Évidemment, viennent à l'esprit du lecteur, dans le désordre, le Tristram Shandy de Sterne, le Manuscrit trouvé à Saragosse de Potocki ou les premiers essais romanesques de Joyce. On n'est donc pas dans un récit narratif plat et linéaire, dans lequel continuent de se complaire bon nombre d'auteurs contemporains, mais dans un texte qui demande l'adaptation de la lecture, comme c'est le cas pour les grands romans qui inventent leur propre langage poétique (Proust, Joyce...), ou ceux qui déconstruisent la narration.
La lettre V, c'est un peu comme le McGuffin dans les films d'Hitchkock : un signifiant aux multiples signifiés, une lettre volée en quelque sorte. Tout ça est moins difficile à lire qu'il n'y paraît, demande un peu d'attention et d'accepter de se laisser mener vers l'inattendu et de ne pas tout comprendre : les efforts de lecture seront récompensés par une expérience inouïe, excitante et dépaysante.

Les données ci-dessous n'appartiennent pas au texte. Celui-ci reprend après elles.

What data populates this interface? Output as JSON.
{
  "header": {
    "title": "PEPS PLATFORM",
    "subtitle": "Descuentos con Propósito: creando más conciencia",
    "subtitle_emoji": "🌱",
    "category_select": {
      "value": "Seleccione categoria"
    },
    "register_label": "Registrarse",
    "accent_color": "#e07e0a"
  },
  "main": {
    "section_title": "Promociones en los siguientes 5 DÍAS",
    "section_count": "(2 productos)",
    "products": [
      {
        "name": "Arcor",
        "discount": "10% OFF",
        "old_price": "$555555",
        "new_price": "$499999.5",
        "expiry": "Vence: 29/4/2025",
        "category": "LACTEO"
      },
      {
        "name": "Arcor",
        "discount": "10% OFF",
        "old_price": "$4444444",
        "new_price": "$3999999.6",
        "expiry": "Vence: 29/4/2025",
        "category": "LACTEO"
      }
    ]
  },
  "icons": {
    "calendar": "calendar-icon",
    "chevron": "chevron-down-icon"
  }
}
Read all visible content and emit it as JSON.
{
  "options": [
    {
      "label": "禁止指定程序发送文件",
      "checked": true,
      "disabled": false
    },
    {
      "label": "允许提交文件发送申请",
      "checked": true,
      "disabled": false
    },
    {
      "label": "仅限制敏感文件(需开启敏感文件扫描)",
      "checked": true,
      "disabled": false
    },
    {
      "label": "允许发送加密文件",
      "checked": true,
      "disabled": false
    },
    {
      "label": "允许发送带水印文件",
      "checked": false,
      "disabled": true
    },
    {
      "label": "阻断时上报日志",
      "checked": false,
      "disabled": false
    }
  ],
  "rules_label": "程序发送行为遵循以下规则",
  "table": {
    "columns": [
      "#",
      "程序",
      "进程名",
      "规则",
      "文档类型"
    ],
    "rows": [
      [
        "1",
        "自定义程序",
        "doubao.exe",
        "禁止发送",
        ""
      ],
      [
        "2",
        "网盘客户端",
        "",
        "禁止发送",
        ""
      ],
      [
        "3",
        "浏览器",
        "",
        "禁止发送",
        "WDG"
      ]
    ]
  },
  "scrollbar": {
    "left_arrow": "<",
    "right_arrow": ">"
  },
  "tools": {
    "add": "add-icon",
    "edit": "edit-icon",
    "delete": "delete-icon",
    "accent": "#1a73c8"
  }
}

On peut ainsi passer un peu de temps avec des aviateurs pendant la guerre mondiale puis assister de manière détaillée à une opération de chirurgie esthétique, et quelques pages plus loin se retrouver à chasser les alligators dans les égouts de New York, pour se retrouver un peu plus loin comme dans un roman d 'espionnage de Graham Greene en 1899 à Florence : pas le temps de s'ennuyer... Un livre pour lecteurs de labyrinthes post-modernes.